Peptides and proteins were identified during a controlled laboratory degradation of the marine diatom Thalassiosira weissflogii by a surface seawater microbiome. Samples from each time point were processed both with and without the protease trypsin, allowing a partial differentiation between peptides produced naturally by microbial enzymatic degradation and peptides produced from the laboratory digestion of intact protein. Over the 12-day degradation experiment, 31% of the particulate organic carbon was depleted, and there was no preferential degradation of the overall protein pool. However, there was distinct differentiation in the cellular location, secondary structure and modifications between peptides produced by microbial vs. laboratory breakdown. During the initial period of rapid algal decay and bacterial growth, intracellular components from the cytoplasm were consumed first, resulting in the accumulation of membrane-associated proteins and peptides in the detrital pool. Accompanying the enrichment of membrane protein material was an increase in the importance of ɑ-helix motifs. Methylated arginine, a post-translational modification common in cell senescence, was found in high amounts within the microbially produced detrital peptide pool, suggesting a link between in-cell modification and resistance to immediate degradation.
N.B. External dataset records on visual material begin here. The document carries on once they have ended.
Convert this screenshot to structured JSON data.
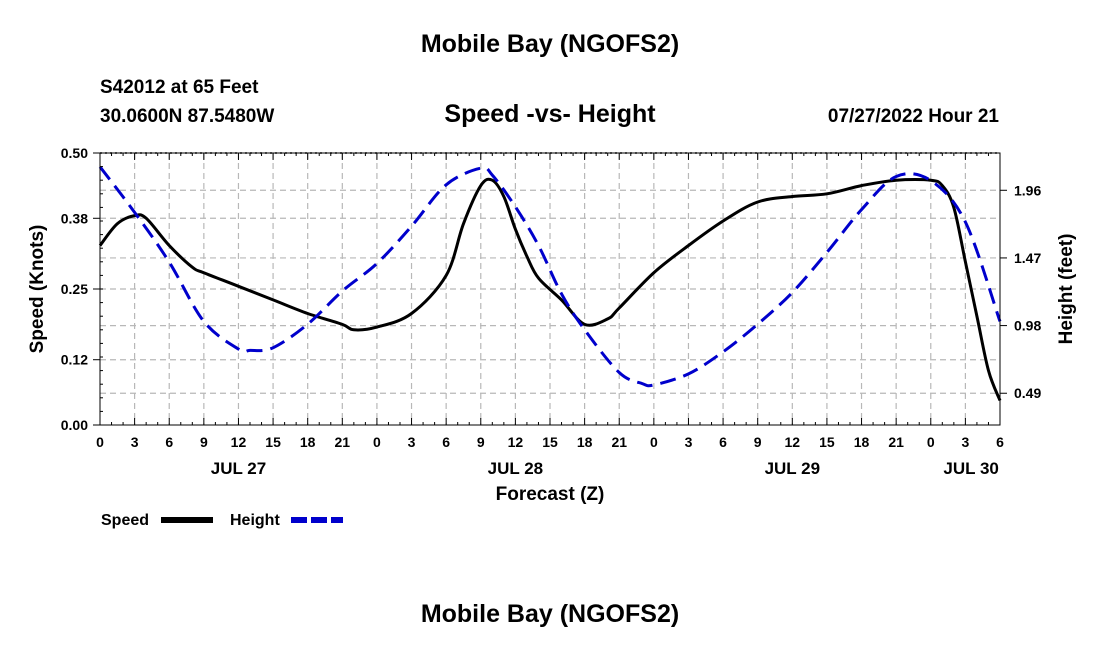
{
  "page": {
    "title": "Mobile Bay (NGOFS2)",
    "bottom_title": "Mobile Bay (NGOFS2)",
    "station": "S42012 at 65 Feet",
    "coords": "30.0600N  87.5480W",
    "subtitle": "Speed -vs- Height",
    "datetime": "07/27/2022 Hour 21"
  },
  "chart_data": {
    "type": "line",
    "title": "Speed -vs- Height",
    "xlabel": "Forecast (Z)",
    "ylabel": "Speed (Knots)",
    "y2label": "Height (feet)",
    "xlim": [
      0,
      78
    ],
    "ylim": [
      0,
      0.5
    ],
    "y2lim": [
      0.26,
      2.23
    ],
    "grid": true,
    "x_tick_values": [
      0,
      3,
      6,
      9,
      12,
      15,
      18,
      21,
      24,
      27,
      30,
      33,
      36,
      39,
      42,
      45,
      48,
      51,
      54,
      57,
      60,
      63,
      66,
      69,
      72,
      75,
      78
    ],
    "x_tick_labels": [
      "0",
      "3",
      "6",
      "9",
      "12",
      "15",
      "18",
      "21",
      "0",
      "3",
      "6",
      "9",
      "12",
      "15",
      "18",
      "21",
      "0",
      "3",
      "6",
      "9",
      "12",
      "15",
      "18",
      "21",
      "0",
      "3",
      "6"
    ],
    "date_labels": [
      {
        "label": "JUL 27",
        "x": 12
      },
      {
        "label": "JUL 28",
        "x": 36
      },
      {
        "label": "JUL 29",
        "x": 60
      },
      {
        "label": "JUL 30",
        "x": 75.5
      }
    ],
    "y_ticks": [
      0.0,
      0.12,
      0.25,
      0.38,
      0.5
    ],
    "y_tick_labels": [
      "0.00",
      "0.12",
      "0.25",
      "0.38",
      "0.50"
    ],
    "y2_ticks": [
      0.49,
      0.98,
      1.47,
      1.96
    ],
    "y2_tick_labels": [
      "0.49",
      "0.98",
      "1.47",
      "1.96"
    ],
    "legend": [
      {
        "label": "Speed",
        "color": "#000000",
        "style": "solid"
      },
      {
        "label": "Height",
        "color": "#0000cc",
        "style": "dashed"
      }
    ],
    "series": [
      {
        "name": "Speed",
        "axis": "left",
        "color": "#000000",
        "x": [
          0,
          1.5,
          3,
          4,
          6,
          8,
          9,
          12,
          15,
          18,
          21,
          22,
          24,
          27,
          30,
          31.5,
          33,
          34,
          35,
          36,
          37,
          38,
          40,
          42,
          44,
          45,
          48,
          51,
          54,
          57,
          60,
          63,
          66,
          69,
          72,
          73,
          74,
          75,
          76,
          77,
          78
        ],
        "values": [
          0.33,
          0.37,
          0.385,
          0.38,
          0.33,
          0.29,
          0.28,
          0.255,
          0.23,
          0.205,
          0.185,
          0.175,
          0.18,
          0.205,
          0.275,
          0.37,
          0.44,
          0.45,
          0.42,
          0.36,
          0.31,
          0.27,
          0.23,
          0.185,
          0.195,
          0.215,
          0.28,
          0.33,
          0.375,
          0.41,
          0.42,
          0.425,
          0.44,
          0.45,
          0.45,
          0.44,
          0.4,
          0.3,
          0.2,
          0.1,
          0.045
        ]
      },
      {
        "name": "Height",
        "axis": "right",
        "color": "#0000cc",
        "x": [
          0,
          3,
          6,
          9,
          12,
          13,
          15,
          18,
          21,
          24,
          27,
          30,
          33,
          34,
          36,
          38,
          40,
          42,
          45,
          47,
          48,
          51,
          54,
          57,
          60,
          63,
          66,
          69,
          72,
          75,
          78
        ],
        "values": [
          2.13,
          1.8,
          1.44,
          1.01,
          0.81,
          0.8,
          0.82,
          0.99,
          1.23,
          1.43,
          1.7,
          2.0,
          2.12,
          2.07,
          1.84,
          1.56,
          1.21,
          0.95,
          0.64,
          0.56,
          0.55,
          0.63,
          0.79,
          0.99,
          1.22,
          1.51,
          1.82,
          2.06,
          2.03,
          1.73,
          1.01
        ]
      }
    ]
  }
}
Another modification—asparagine deamidation—accumulated within the detrital peptides. Protein taxonomies showed the bacterial community decomposing the algal material was rich in Proteobacteria, and protein annotations showed abundant transportation of solubilized carbohydrates and small peptides across membranes. At this early stage of diagenesis, no changes in bulk amino acids (THAA) were observed, yet a proteomic approach allowed us to observe selective changes in diatom protein preservation by using amino acid sequences to infer subcellular location, secondary structures, and post-translational modifications (PTMs).